Reynolds wanted to help Al Qaeda units attack fuel facilities "to reduce energy reserves, create environmental hazards, increase anxiety, and require substantial expenditure of funds and government personnel, including the military, to protect those locations," the indictment alleges.

Reynolds has been held without bail in the Lackawanna County jail since his arrest on charges of illegally possessing hand grenades.

Joseph O'Brien, Reynolds' attorney, declined comment on the indictment, saying he had just received it and had not been able to discuss it with his client. Reynolds had been scheduled for trial on the explosives charges in November, O'Brien said.

At a December detention hearing, Assistant U.S. Attorney John C. Gurganus Jr. said Reynolds had tried to work with Al Qaeda to target the Williams natural gas refinery in Opal, Wyo.; the Transcontinental Pipeline, a natural-gas pipeline that runs from the Gulf Coast through Pennsylvania to New York and New Jersey; and a Standard Oil refinery in Perth Amboy, N.J., that no longer exists.

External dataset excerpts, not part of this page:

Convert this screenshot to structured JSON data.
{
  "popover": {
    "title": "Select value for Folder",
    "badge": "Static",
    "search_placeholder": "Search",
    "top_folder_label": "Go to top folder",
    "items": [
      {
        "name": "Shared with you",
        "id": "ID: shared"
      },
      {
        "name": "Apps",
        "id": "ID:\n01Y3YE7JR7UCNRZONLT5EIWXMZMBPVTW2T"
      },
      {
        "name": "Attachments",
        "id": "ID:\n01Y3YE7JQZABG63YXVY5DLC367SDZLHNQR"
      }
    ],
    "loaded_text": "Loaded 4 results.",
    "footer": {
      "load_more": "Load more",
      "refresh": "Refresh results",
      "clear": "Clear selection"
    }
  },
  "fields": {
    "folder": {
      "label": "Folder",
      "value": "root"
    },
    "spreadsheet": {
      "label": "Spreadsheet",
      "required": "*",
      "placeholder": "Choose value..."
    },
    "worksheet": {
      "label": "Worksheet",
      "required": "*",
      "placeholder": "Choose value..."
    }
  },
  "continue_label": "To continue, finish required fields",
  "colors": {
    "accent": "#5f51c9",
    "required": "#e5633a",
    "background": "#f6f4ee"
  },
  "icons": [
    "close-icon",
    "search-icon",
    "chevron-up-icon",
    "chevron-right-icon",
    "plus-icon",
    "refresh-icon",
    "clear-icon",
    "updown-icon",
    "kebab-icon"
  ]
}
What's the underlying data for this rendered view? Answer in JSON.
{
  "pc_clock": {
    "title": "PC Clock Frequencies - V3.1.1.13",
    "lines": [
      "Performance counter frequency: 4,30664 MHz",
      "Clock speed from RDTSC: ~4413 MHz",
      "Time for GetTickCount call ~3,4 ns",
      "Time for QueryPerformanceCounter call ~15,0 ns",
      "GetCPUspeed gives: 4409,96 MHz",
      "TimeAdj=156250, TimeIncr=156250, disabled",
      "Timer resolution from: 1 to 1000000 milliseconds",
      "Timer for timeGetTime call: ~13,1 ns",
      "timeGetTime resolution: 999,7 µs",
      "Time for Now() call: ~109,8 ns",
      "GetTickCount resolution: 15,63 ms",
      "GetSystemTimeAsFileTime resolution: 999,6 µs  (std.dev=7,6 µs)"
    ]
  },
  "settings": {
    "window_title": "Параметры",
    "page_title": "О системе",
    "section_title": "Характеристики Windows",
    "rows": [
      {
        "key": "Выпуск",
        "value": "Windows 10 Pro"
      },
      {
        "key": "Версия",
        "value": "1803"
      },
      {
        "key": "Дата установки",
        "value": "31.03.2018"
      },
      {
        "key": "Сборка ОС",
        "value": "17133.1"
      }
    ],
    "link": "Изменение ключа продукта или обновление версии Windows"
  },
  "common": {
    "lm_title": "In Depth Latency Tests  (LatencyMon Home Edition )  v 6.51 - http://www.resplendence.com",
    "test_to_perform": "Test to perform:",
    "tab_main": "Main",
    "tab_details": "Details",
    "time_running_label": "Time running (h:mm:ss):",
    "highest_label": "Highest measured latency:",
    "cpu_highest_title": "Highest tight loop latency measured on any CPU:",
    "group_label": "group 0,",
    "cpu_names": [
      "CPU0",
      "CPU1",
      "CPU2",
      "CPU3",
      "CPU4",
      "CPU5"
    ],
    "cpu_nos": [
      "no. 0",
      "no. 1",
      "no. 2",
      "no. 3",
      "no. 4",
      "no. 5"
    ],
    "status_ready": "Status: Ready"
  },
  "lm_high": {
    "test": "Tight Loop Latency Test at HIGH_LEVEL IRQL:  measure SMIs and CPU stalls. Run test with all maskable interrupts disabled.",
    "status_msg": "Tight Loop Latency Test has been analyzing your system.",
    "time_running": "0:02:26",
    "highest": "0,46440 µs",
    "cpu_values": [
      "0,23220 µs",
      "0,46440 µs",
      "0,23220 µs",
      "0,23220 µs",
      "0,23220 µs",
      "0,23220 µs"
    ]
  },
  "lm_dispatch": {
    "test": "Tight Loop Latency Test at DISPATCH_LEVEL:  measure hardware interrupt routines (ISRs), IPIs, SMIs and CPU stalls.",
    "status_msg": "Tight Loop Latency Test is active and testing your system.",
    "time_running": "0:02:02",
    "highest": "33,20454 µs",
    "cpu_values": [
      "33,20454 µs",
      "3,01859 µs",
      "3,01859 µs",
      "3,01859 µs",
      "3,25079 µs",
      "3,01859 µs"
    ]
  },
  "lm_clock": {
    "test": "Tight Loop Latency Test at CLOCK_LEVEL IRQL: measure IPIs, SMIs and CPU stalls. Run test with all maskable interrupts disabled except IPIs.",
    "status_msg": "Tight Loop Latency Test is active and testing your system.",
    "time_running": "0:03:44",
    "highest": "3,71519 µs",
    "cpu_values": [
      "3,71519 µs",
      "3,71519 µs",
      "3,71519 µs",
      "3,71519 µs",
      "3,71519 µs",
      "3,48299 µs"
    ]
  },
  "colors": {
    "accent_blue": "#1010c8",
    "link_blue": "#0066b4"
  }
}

Gurganus said the defendant had told authorities that he was trying to expose terrorist cells, but they did not believe him because he sought a fraudulent passport to leave the country following the attacks.

Gurganus did not immediately return a telephone message left Tuesday seeking comment.

Reynolds was convicted of arson in 1978 in connection with an attempt to blow up his parents' house in New York state.